Like Ms. Jones, half (51%) of survey respondents were not aware that preventative measures can be taken to lower your risk of adhesions and an even higher proportion (68%) of women that had undergone surgery did not know if their surgeon took specific steps to guard against adhesions.

"Preventive measures to reduce the incidence of adhesions are the mainstay of limiting the complications related to adhesions," stated Dr. Glenn Schattman, Associate Professor of Obstetrics and Gynecology at the Weill Medical College of Cornell University. "These include using minimally invasive surgical procedures, meticulous surgical technique, keeping tissues moist, reducing bleeding and the use of adjuvant adhesions prevention barriers to keep the tissues from sticking to each other."

"It's important to understand that once adhesions form, they are hard to get rid of," continued Dr.
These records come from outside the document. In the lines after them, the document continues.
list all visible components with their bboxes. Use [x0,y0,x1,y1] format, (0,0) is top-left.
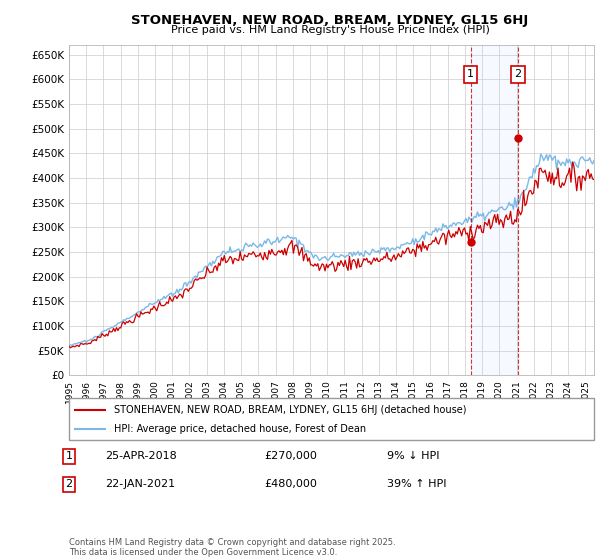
Text: Contains HM Land Registry data © Crown copyright and database right 2025.
This d: Contains HM Land Registry data © Crown c… [69,538,395,557]
Text: HPI: Average price, detached house, Forest of Dean: HPI: Average price, detached house, Fore… [113,424,366,434]
Text: 39% ↑ HPI: 39% ↑ HPI [387,479,446,489]
Text: STONEHAVEN, NEW ROAD, BREAM, LYDNEY, GL15 6HJ (detached house): STONEHAVEN, NEW ROAD, BREAM, LYDNEY, GL1… [113,405,466,415]
Text: 2: 2 [65,479,73,489]
Text: 1: 1 [467,69,474,80]
Text: 25-APR-2018: 25-APR-2018 [105,451,177,461]
Text: 9% ↓ HPI: 9% ↓ HPI [387,451,439,461]
Bar [470,45,518,375]
FancyBboxPatch shape [69,398,594,440]
Text: 1: 1 [65,451,73,461]
Text: £270,000: £270,000 [264,451,317,461]
Text: 2: 2 [514,69,521,80]
Text: 22-JAN-2021: 22-JAN-2021 [105,479,175,489]
Text: Price paid vs. HM Land Registry's House Price Index (HPI): Price paid vs. HM Land Registry's House … [170,25,490,35]
Text: STONEHAVEN, NEW ROAD, BREAM, LYDNEY, GL15 6HJ: STONEHAVEN, NEW ROAD, BREAM, LYDNEY, GL1… [131,14,529,27]
Text: £480,000: £480,000 [264,479,317,489]
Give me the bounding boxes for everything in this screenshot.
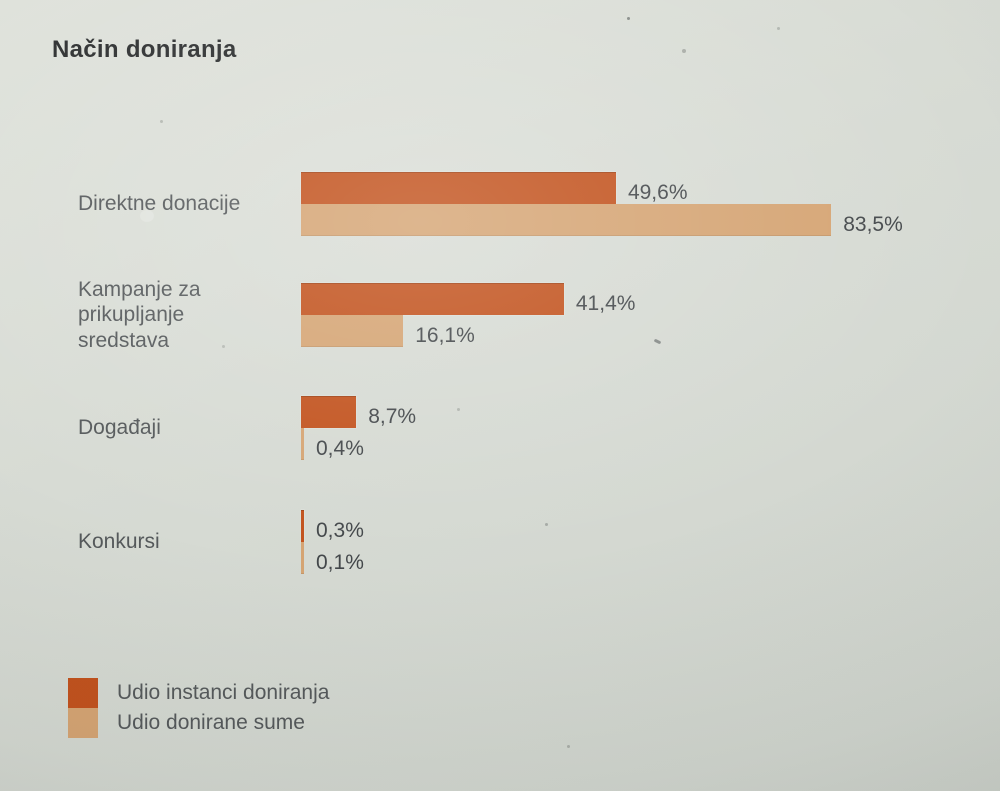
legend-swatch-sum-icon	[68, 708, 98, 738]
bar-sum	[301, 542, 304, 574]
value-label-sum: 16,1%	[415, 324, 475, 347]
value-label-instances: 0,3%	[316, 519, 364, 542]
dust-speck	[682, 49, 686, 53]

Schattman. "Adhesions can cause blockages of the intestines, fallopian tubes causing infertility and pain."

When faced with pelvic surgery, women said they were most concerned about short-term surgical issues such as the general recovery process (60%), immediate surgical results (59%) and post surgical pain (59%).

"Along with their immediate post-surgery concerns, women need to make adhesions part of the pre-surgery dialogue with their health care provider," stated Elizabeth Battaglino Cahill, RN, executive vice president of the NWHRC. "We hope that this adhesion awareness campaign can give women the tools they need to understand the health risks of adhesions and how to protect themselves from this life-long internal scarring."


  1. Ann Ann United States says:

    I wish I had known about this risk 30 years ago. I am now 55 yrs old and have suffered RLQ pain since my tubal ligation. I have been treated for urinary tract infections, kidney stones, irritable bowel syndrome, interstitial cystitis, appendecytis(for which at that time they found the adhesions). Well that surgery helped for about a week. Evidently the adhesions grew back. I have trouble sitting in a certain position like 45 degrees, I can't squat for very long or bend at the waist for any extended periods. I actually had a laproscopic procedure due to an outpouching "tumor" on my intestine per CT scan. When opened up, there was no tumor. I had this procedure due to severe bloating and feeling of trapped gas and severe gas pains. I went into surgery thinking I was having a colon resection due to a tumor. I was closed, and no tumor found, they did remove my appendix. I expect I had a partially stangulated portion of bowel that was trapping gas and causing a "tumor" on the CT scan. I can't prove this, but this is what I suspect. I have learned to leave mother nature alone. I have spent 25 years with a pain I could have avoided if I perhaps had known of this phenomenae.